Meu instante com Deus

Senhor, já que estamos a sós. Só nós dois, sem público, sem plateia, sem mesmo o rumor de pensamentos alheios. Agradeço-lhe, antes de mais nada, por este silêncio que nos envolve, onde posso enfim falar sem medo, sem reservas. Venho agradecer-lhe por tudo. Não é pouco o que recebi nessa jornada: os caminhos, as pessoas, as praias, as montanhas. Vivi cada dia com alegria e respeito. Procurei não estragar nada, juro. Nada de incêndios, nada de lixo — essa mania humana de transformar o sublime em inviável —, sempre fui cuidadoso, consciente de que tudo isso, esse cenário onde vivo e respiro, é obra sua.

Sei, Senhor, que basta um gesto seu, um aceno discreto, e terei de deixar tudo, sem apelo, sem discussão. Tudo que tenho, tudo que sou, material ou espiritual, por menor que seja, sei que deve ser devolvido. Fui apenas guardião. Mas é aí que a alma tropeça: gostei tanto desta vida, Senhor, que procurei seguir seus mandamentos com afinco, quase obsessivamente. E sempre que reverenciava as estrelas — e que espetáculo, Senhor, que capricho! —, agradecia-lhe com o olhar fixo, curioso, para aquela abóbada tão vasta, tão cheia de mistério. Tinha certeza de que, em algum ponto desse infinito pontilhado, o Senhor me olhava com ternura.

Sou seu filho, como bilhões de outros — sei disso. Mas confesso: sinto-me o favorito, o queridinho do papai. Me perdoe a informalidade, mas não consigo evitar — é carinho, é gratidão. Por isso, Senhor, não quero obedecer quando vier a última chamada. Sempre fui obediente, cumpridor das ordens, aquele menino que não causa trabalho. Mas, nesse dia — o dia em que o Senhor me chamar —, talvez eu proteste, talvez faça birra, como garoto mimado que não quer largar os brinquedos, o sol, o mar, a lua, a vida. Tentarei, com um último gesto de rebeldia, desobedecer. Quero ficar mais um pouco, Senhor, mesmo que para isso precise morrer tentando.

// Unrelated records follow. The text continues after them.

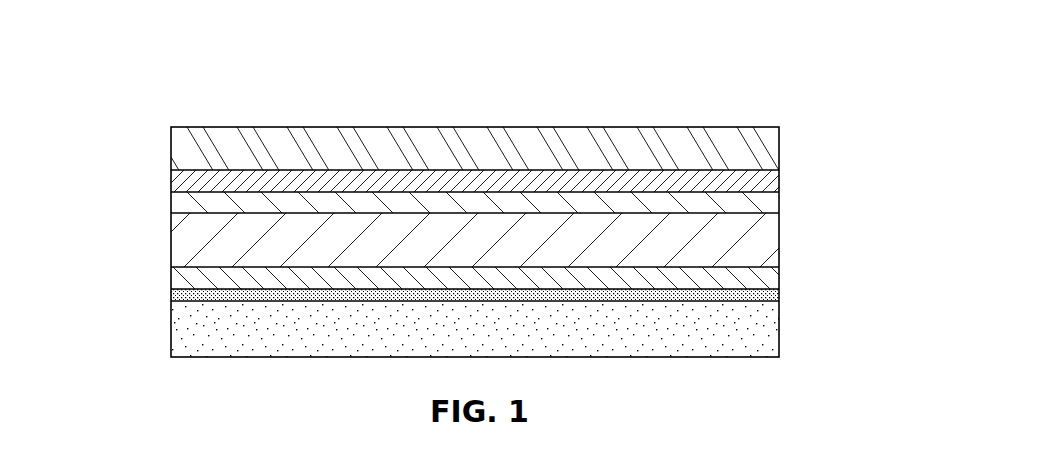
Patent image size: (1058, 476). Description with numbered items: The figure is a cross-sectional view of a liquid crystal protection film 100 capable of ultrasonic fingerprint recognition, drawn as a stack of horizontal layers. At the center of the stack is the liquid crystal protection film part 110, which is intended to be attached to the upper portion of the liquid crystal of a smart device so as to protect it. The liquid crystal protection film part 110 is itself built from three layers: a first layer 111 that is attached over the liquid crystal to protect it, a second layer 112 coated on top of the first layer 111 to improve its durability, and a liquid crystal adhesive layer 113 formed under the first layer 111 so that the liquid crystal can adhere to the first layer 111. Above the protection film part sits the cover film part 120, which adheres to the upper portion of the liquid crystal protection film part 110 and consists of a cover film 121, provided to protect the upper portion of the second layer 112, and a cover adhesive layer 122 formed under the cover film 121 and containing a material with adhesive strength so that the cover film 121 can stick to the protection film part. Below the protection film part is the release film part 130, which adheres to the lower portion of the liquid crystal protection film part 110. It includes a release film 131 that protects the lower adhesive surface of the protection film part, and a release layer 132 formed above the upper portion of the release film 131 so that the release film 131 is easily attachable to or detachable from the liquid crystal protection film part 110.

The liquid crystal protection film 100 is at (724, 64).
The liquid crystal protection film part 110 is at (398, 237).
The first layer 111 is at (171, 239).
The second layer 112 is at (171, 203).
The liquid crystal adhesive layer 113 is at (171, 278).
The cover film part 120 is at (553, 159).
The cover film 121 is at (779, 147).
The cover adhesive layer 122 is at (779, 182).
The release film part 130 is at (553, 317).
The release film 131 is at (779, 327).
The release layer 132 is at (779, 291).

É só um pedido, Senhor, simples, como quem pede mais cinco minutos de brincadeira antes de dormir. Sei que, no fim, sua vontade há de prevalecer. Mas enquanto posso, enquanto estamos a sós, agradeço, protesto, e amo — tudo com a mesma intensidade. Afinal, foi o Senhor quem me ensinou a sentir.